Photo by Chris Barbalis on Unsplash

Who would have thought that all those times you said you just wanted to “stay home” would prepare you for the “new normal” of sheltering-in-place? Of course, today staying at home for many is the only option, at least for the time being. That should be embraced as a good thing. Two good things, actually. The first is the gift you’re giving to everyone else in your community. When you stay healthy, you are supporting the healthcare workers and your family. The other good thing is your opportunity to learn, discover and grow. Yes, you might be feeling a bit cooped up.

That’s why you should put these tips into action to help you mentally cope with staying home:

Swap the News for a Novel

We all turn to the news for updates and information. It is vital to stay informed but you don’t have to stay informed 24/7. Get the headlines and then flip off the TV and pick up a book. An electronic reader like a Kindle is a smart investment. You can even get the Kindle app on your iPad. That will open up a wide variety of books to ready. You can even download books from the library for free. You’ll be extremely well-read when this is all over!

Stay Active

Exercise is good for the body and the mind. Whenever you’ve worked out at the gym you might have come away sore but you still felt good. That is why you need to keep up your physical activities when staying home. As with the books available online, there is no end of tutorials for everything from yoga to aerobics. The goal should be 30 minutes of moderate activity at least 5 times a week. Walking outside is always a good option. Short of that, add in a few extra trips up and down the stairs at home.

Take on a Project

Do you have a project that you’ve been putting off? Maybe it is stripping the paint off the patio furniture or resealing your deck. It could be organizing your kitchen cabinets. Now is the perfect time to tackle those projects. You don’t have to devote an entire day to the project (unless you want to) but an hour of organizing once a day can make a big difference at the end of a week.
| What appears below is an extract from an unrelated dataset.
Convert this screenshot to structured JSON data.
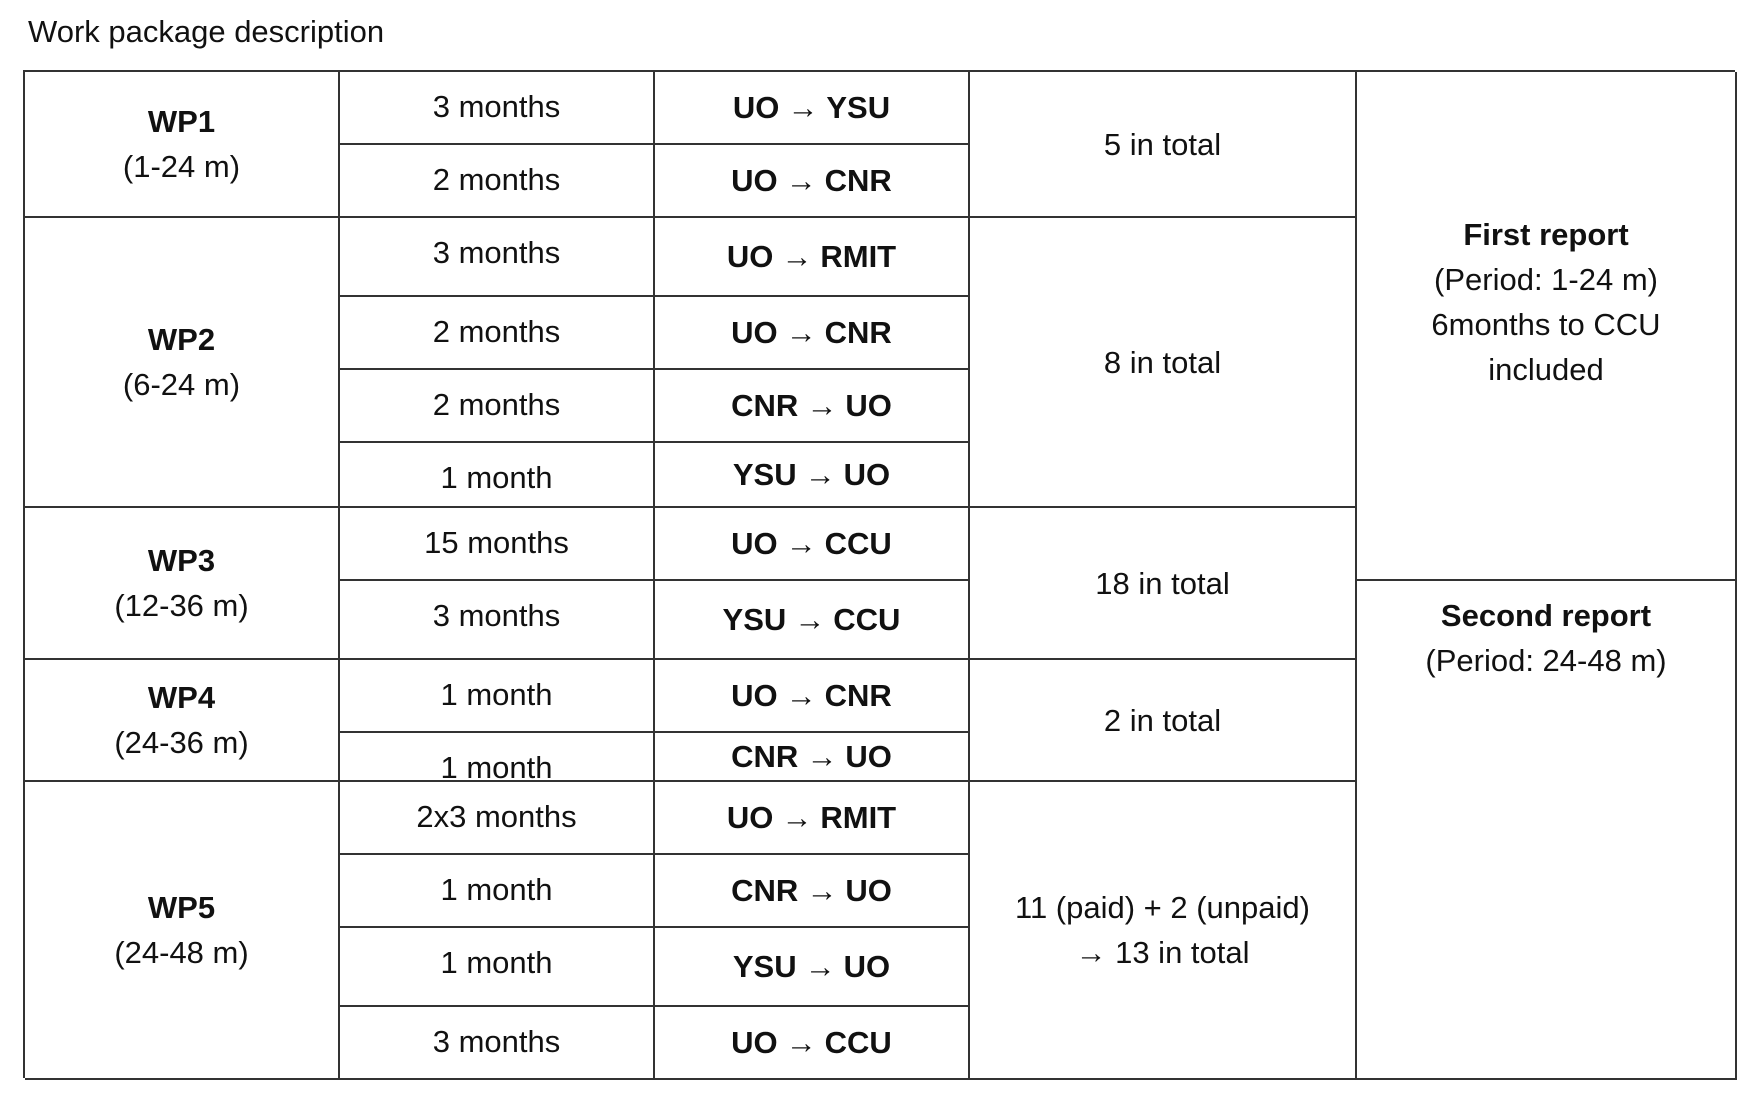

Text Less and Video Chat More

Sheltering-in-place is probably one of the few shared experiences that everyone in the country is going through at the same time. Yes, it is to differing degrees but you can count on your friends and extended family to dealing with their own “sheltering issues.” You can certainly check in with them with a quick text but that’s not the same as a video chat. Make a point of reaching out to those special people in your life to see how they’re doing. You’ll find that they’re probably feeling the same as you. You can find comfort in sharing the experience.